Uno muy salvadoreño y sin ninguna base científica es el “mal de ojo”, recuerda el pediatra Luis Castaneda. Las diarreas u otras enfermedades no pueden ser producidas por una “mirada fuerte”. Siempre debes consultar con un médico y seguir lo que te recomiende.
Por otra parte, los fajeros para el ombligo no son necesarios, dice el médico. Sin embargo, son inofensivos, así que si no quieres llevarle la contraria a tu suegra puedes usarlos, al menos cuando llegue de visita.
“Maniarlos”, como lo hacen las abuelitas, sí tiene su justificación.
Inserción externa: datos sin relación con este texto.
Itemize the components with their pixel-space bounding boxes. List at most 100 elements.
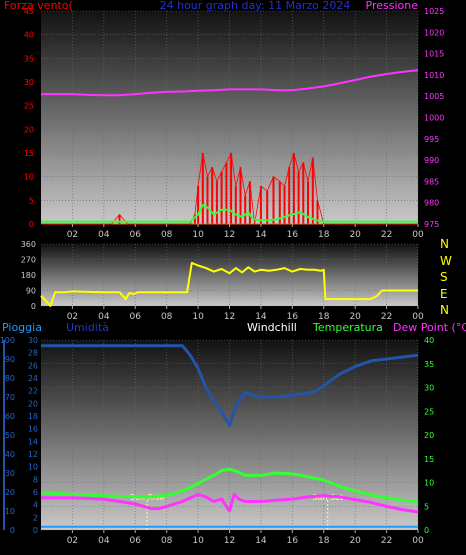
temp-hour-label: 08: [161, 536, 173, 546]
humidity-tick-label: 40: [5, 450, 15, 459]
dewpoint-legend: Dew Point (°C): [393, 321, 466, 334]
direction-line: [40, 261, 418, 307]
pressure-tick-label: 985: [424, 177, 439, 186]
gust-bar: [220, 171, 223, 224]
dir-hour-label: 14: [255, 312, 267, 322]
rain-tick-label: 0: [33, 526, 38, 535]
rain-tick-label: 12: [28, 450, 38, 459]
temp-tick-label: 35: [424, 360, 434, 369]
temp-hour-label: 16: [287, 536, 299, 546]
pressure-tick-label: 975: [424, 220, 439, 229]
rain-tick-label: 16: [28, 425, 38, 434]
humidity-tick-label: 70: [5, 393, 15, 402]
humidity-line: [41, 344, 419, 427]
gust-bar: [239, 167, 242, 224]
temp-hour-label: 22: [381, 536, 392, 546]
temp-tick-label: 5: [424, 502, 429, 511]
gust-bar: [259, 186, 262, 224]
gust-bar: [197, 186, 200, 224]
gust-bar: [288, 167, 291, 224]
temperature-line: [40, 467, 419, 503]
humidity-tick-label: 20: [5, 488, 15, 497]
gust-bar: [206, 176, 209, 224]
dir-tick-label: 180: [21, 271, 36, 280]
humidity-tick-label: 10: [5, 507, 15, 516]
windchill-legend: Windchill: [247, 321, 297, 334]
wind-tick-label: 0: [29, 220, 34, 229]
gust-bar: [201, 153, 204, 224]
temperature-humidity-hour-ticks: 02 04 06 08 10 12 14 16 18 20 22 00: [67, 530, 424, 546]
wind-hour-label: 18: [318, 230, 330, 240]
wind-hour-label: 22: [381, 230, 392, 240]
dir-label-n1: N: [440, 237, 449, 251]
gust-bar: [307, 181, 309, 224]
gust-bar: [215, 181, 218, 224]
pressure-tick-label: 1000: [424, 114, 444, 123]
gust-bar: [211, 167, 214, 224]
pressure-axis-title: Pressione: [366, 0, 419, 12]
gust-bar: [118, 214, 121, 224]
temperature-ticks: 0 5 10 15 20 25 30 35 40: [424, 336, 434, 535]
pressure-tick-label: 1020: [424, 28, 444, 37]
dir-tick-label: 270: [21, 256, 36, 265]
dir-label-e: E: [440, 287, 448, 301]
temp-tick-label: 20: [424, 431, 434, 440]
rain-axis-title: Pioggia: [2, 321, 42, 334]
gust-line: [41, 152, 418, 225]
pressure-tick-label: 1025: [424, 7, 444, 16]
rain-tick-label: 10: [28, 463, 38, 472]
wind-hour-label: 14: [255, 230, 267, 240]
wind-hour-label: 02: [67, 230, 78, 240]
pressure-tick-label: 1005: [424, 92, 444, 101]
wind-ticks: 0 5 10 15 20 25 30 35 40 45: [24, 7, 34, 229]
dir-hour-label: 12: [224, 312, 235, 322]
gust-bar: [266, 190, 269, 224]
wind-tick-label: 40: [24, 31, 34, 40]
gust-bar: [248, 181, 251, 224]
graph-title: 24 hour graph day: 11 Marzo 2024: [160, 0, 351, 12]
rain-tick-label: 6: [33, 488, 38, 497]
wind-tick-label: 30: [24, 78, 34, 87]
wind-tick-label: 25: [24, 102, 34, 111]
temp-hour-label: 06: [130, 536, 142, 546]
humidity-tick-label: 50: [5, 431, 15, 440]
rain-tick-label: 20: [28, 399, 38, 408]
wind-pressure-plot-area: [41, 11, 418, 224]
wind-tick-label: 15: [24, 149, 34, 158]
gust-bar: [283, 186, 286, 224]
temp-hour-label: 18: [318, 536, 330, 546]
humidity-tick-label: 90: [5, 355, 15, 364]
wind-tick-label: 35: [24, 54, 34, 63]
dir-label-s: S: [440, 270, 448, 284]
humidity-tick-label: 0: [10, 526, 15, 535]
temp-hour-label: 12: [224, 536, 235, 546]
rain-tick-label: 18: [28, 412, 38, 421]
humidity-axis-title: Umidità: [66, 321, 109, 334]
avg-wind-line: [41, 204, 418, 223]
wind-gust-bars: [118, 153, 319, 224]
wind-direction-series: [40, 261, 418, 307]
pressure-ticks: 975 980 985 990 995 1000 1005 1010 1015 1020 1025: [424, 7, 444, 229]
dewpoint-line: [41, 492, 419, 514]
humidity-tick-label: 30: [5, 469, 15, 478]
wind-hour-label: 04: [98, 230, 110, 240]
wind-tick-label: 5: [29, 196, 34, 205]
temp-tick-label: 25: [424, 407, 434, 416]
dir-label-n2: N: [440, 303, 449, 317]
rain-tick-label: 24: [28, 374, 38, 383]
humidity-tick-label: 60: [5, 412, 15, 421]
temp-tick-label: 0: [424, 526, 429, 535]
dir-hour-label: 16: [287, 312, 299, 322]
gust-bar: [278, 181, 281, 224]
temp-hour-label: 00: [412, 536, 424, 546]
temp-hour-label: 20: [349, 536, 361, 546]
pressure-tick-label: 995: [424, 135, 439, 144]
temp-hour-label: 02: [67, 536, 78, 546]
dir-tick-label: 0: [31, 302, 36, 311]
wind-hour-label: 00: [412, 230, 424, 240]
temp-tick-label: 30: [424, 384, 434, 393]
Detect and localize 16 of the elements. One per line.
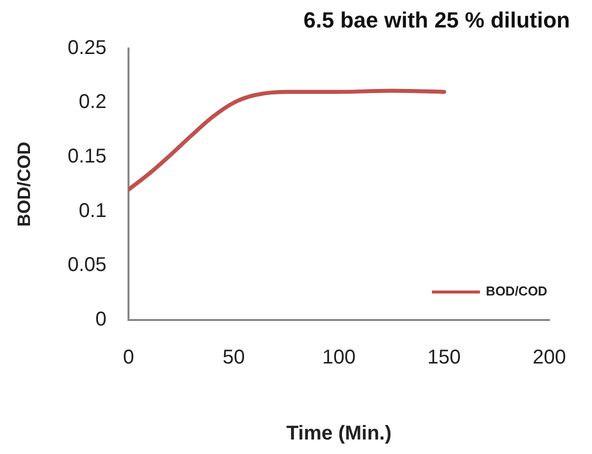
y-tick-label: 0.2 <box>78 91 107 114</box>
chart-title: 6.5 bae with 25 % dilution <box>304 7 570 32</box>
y-tick-label: 0 <box>95 308 107 331</box>
y-axis-title: BOD/COD <box>14 142 34 227</box>
x-tick-label: 150 <box>427 346 461 369</box>
line-series <box>128 88 446 192</box>
y-tick-label: 0.15 <box>68 146 107 168</box>
x-tick-label: 0 <box>122 346 134 369</box>
legend-label: BOD/COD <box>486 284 548 299</box>
x-tick-label: 100 <box>322 346 356 369</box>
x-tick-label: 50 <box>222 346 245 369</box>
y-tick-label: 0.25 <box>68 36 107 59</box>
y-tick-label: 0.1 <box>78 200 107 222</box>
x-tick-label: 200 <box>532 346 566 369</box>
x-axis-title: Time (Min.) <box>286 422 392 445</box>
y-tick-label: 0.05 <box>68 254 107 276</box>
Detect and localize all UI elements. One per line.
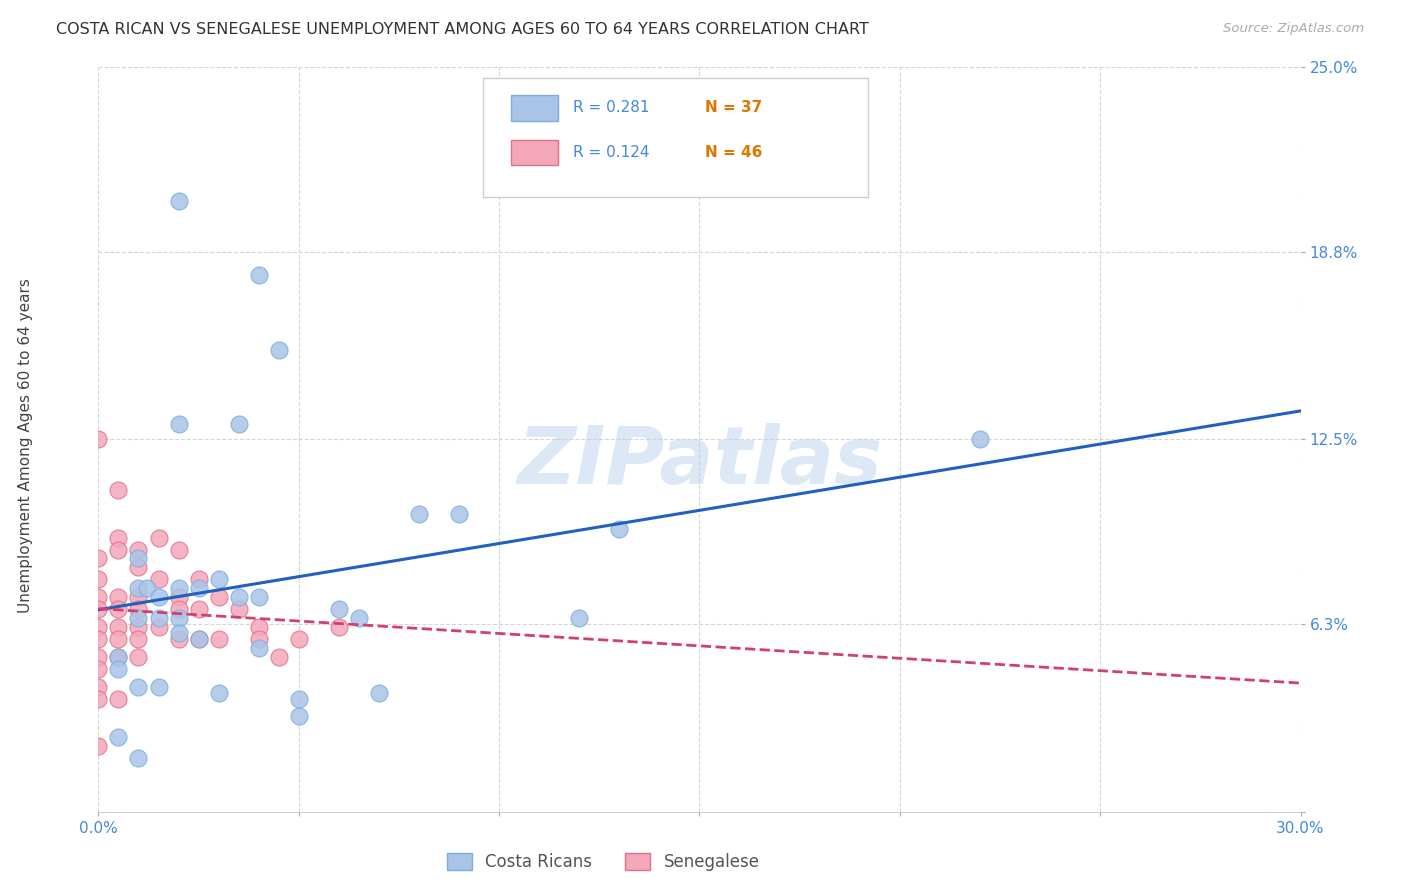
Point	[408, 507, 430, 521]
Text: R = 0.124: R = 0.124	[574, 145, 650, 160]
Point	[128, 551, 150, 566]
Point	[187, 572, 209, 586]
Point	[288, 691, 311, 706]
Point	[267, 343, 290, 357]
Point	[107, 620, 129, 634]
FancyBboxPatch shape	[510, 140, 558, 165]
Point	[167, 626, 190, 640]
Point	[107, 591, 129, 605]
Point	[167, 611, 190, 625]
Point	[187, 582, 209, 596]
Point	[128, 611, 150, 625]
Point	[87, 739, 110, 754]
Point	[167, 591, 190, 605]
Text: R = 0.281: R = 0.281	[574, 101, 650, 115]
Point	[447, 507, 470, 521]
Point	[107, 531, 129, 545]
Point	[107, 730, 129, 744]
Point	[347, 611, 370, 625]
Point	[107, 632, 129, 646]
Point	[208, 632, 231, 646]
Text: Unemployment Among Ages 60 to 64 years: Unemployment Among Ages 60 to 64 years	[18, 278, 32, 614]
Point	[148, 591, 170, 605]
Text: N = 46: N = 46	[706, 145, 763, 160]
Point	[87, 649, 110, 664]
Point	[107, 483, 129, 497]
Point	[247, 632, 270, 646]
Point	[87, 632, 110, 646]
Point	[87, 620, 110, 634]
Point	[208, 685, 231, 699]
Point	[107, 691, 129, 706]
Point	[167, 632, 190, 646]
Text: Source: ZipAtlas.com: Source: ZipAtlas.com	[1223, 22, 1364, 36]
Text: N = 37: N = 37	[706, 101, 762, 115]
Point	[128, 602, 150, 616]
Point	[167, 582, 190, 596]
Point	[128, 632, 150, 646]
Point	[288, 709, 311, 723]
Point	[148, 531, 170, 545]
Point	[247, 591, 270, 605]
Point	[208, 591, 231, 605]
Point	[228, 602, 250, 616]
Point	[87, 680, 110, 694]
Point	[135, 582, 157, 596]
Point	[107, 602, 129, 616]
Point	[107, 649, 129, 664]
Legend: Costa Ricans, Senegalese: Costa Ricans, Senegalese	[440, 847, 766, 878]
Point	[107, 542, 129, 557]
Point	[167, 542, 190, 557]
Point	[187, 632, 209, 646]
Point	[148, 680, 170, 694]
Point	[187, 632, 209, 646]
Point	[568, 611, 591, 625]
Point	[87, 551, 110, 566]
Point	[128, 620, 150, 634]
Point	[288, 632, 311, 646]
Point	[148, 611, 170, 625]
Point	[208, 572, 231, 586]
Point	[87, 572, 110, 586]
Point	[107, 662, 129, 676]
Point	[128, 680, 150, 694]
Point	[128, 560, 150, 574]
Point	[609, 522, 631, 536]
Point	[247, 620, 270, 634]
Point	[148, 620, 170, 634]
Point	[969, 433, 991, 447]
Point	[187, 602, 209, 616]
Point	[87, 602, 110, 616]
Point	[167, 194, 190, 208]
Point	[267, 649, 290, 664]
Point	[228, 591, 250, 605]
Point	[328, 620, 350, 634]
FancyBboxPatch shape	[484, 78, 868, 197]
Point	[107, 649, 129, 664]
Point	[128, 649, 150, 664]
Point	[87, 662, 110, 676]
Point	[87, 433, 110, 447]
Point	[247, 268, 270, 283]
Text: ZIPatlas: ZIPatlas	[517, 423, 882, 500]
Point	[328, 602, 350, 616]
Point	[167, 417, 190, 432]
Point	[247, 640, 270, 655]
Point	[87, 691, 110, 706]
Point	[128, 591, 150, 605]
Point	[167, 602, 190, 616]
Point	[228, 417, 250, 432]
FancyBboxPatch shape	[510, 95, 558, 120]
Point	[128, 582, 150, 596]
Point	[148, 572, 170, 586]
Point	[368, 685, 391, 699]
Point	[128, 751, 150, 765]
Point	[87, 591, 110, 605]
Point	[128, 542, 150, 557]
Text: COSTA RICAN VS SENEGALESE UNEMPLOYMENT AMONG AGES 60 TO 64 YEARS CORRELATION CHA: COSTA RICAN VS SENEGALESE UNEMPLOYMENT A…	[56, 22, 869, 37]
Envolverlos en una manta los hace sentir seguros, porque en tu vientre ellos estaban así: calientitos y enrollados, dice el doctor.
Si hablamos de los cuidados del bebé, es necesario que le des importancia al vínculo con tu hijo, porque esto los beneficiará a tí y a él en lo que resta de sus vidas, incluyendo el desarrollo físico y sicológico del niño.
Dos pediatras, Klaus y Kennell, plantearon a finales de los años setenta la importancia del contacto madre-hijo en las primeras horas después del parto. Esto, decían los médicos, contribuye a la salud física y emocional del niño.
La lactancia es una forma efectiva de fortalecer este vínculo. El pediatra explica que en los primeros seis meses de vida la leche materna es suficiente para el bebé, a tal grado que no es necesario darle agua para beber.
Eso es bueno para ti, porque al menos al principio la alimentación no es un asunto muy complicado. Con la leche materna también le evitas al bebé las infecciones estomacales y hasta los cólicos, si te alimentas adecuadamente. Recuerda consultar con tu pedíatra cualquier duda al respecto.